Stephen Hill and Joshua Snyder were married last year in Washington, D.C., where gay marriage is recognized, 10TV’s Kurt Ludlow reported.
The two recently applied to have their names legally changed to Snyder-Hill, and said that a Franklin County Probate Court employee told them that if they lied about their reason for changing their name, their applications likely would be approved.
Because Ohio law does not recognize gay marriage, the men could change their names for almost any other reason than becoming a married gay couple, Ludlow reported.
On Thursday, the couple formally asked a judge to grant their request.
Magistrate William Reddington asked the men if changing their names would make their lives easier, which is one of the reasons a name change might be allowed.
The men said that it would not.
“The reason that I want to change my name is because I married this man. I love this man. And I married him, and that’s my reason for doing this,” Hill said.

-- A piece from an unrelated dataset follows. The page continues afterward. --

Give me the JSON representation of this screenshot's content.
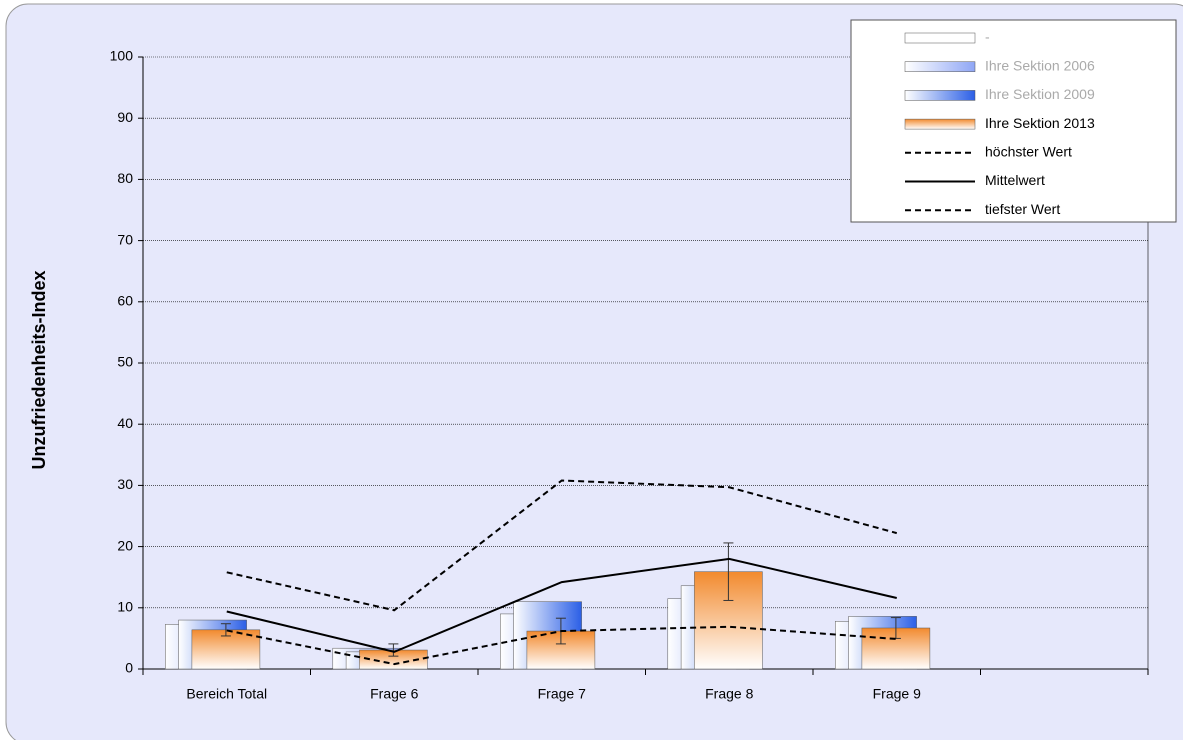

The couple said that after a lifetime of keeping secrets about their sexuality, they wanted to stand up and tell the truth.
“I can’t lie anymore,” Hill said. “I can’t do it. I’ve done it my whole life. You know, I fight for people’s rights, liberty, freedom, civil rights being in the military. I’ve gone to two wars. I just don’t feel like I should have to lie on an application that somebody else doesn’t have to lie on.”
Reddington said that he was going to take the matter into consideration and was going to issue a written decision, Ludlow reported.
The couple said that they have been told that name changes are normally approved immediately, which led them to believe that their application would be denied.
The couple said that they would appeal the decision if it is denied.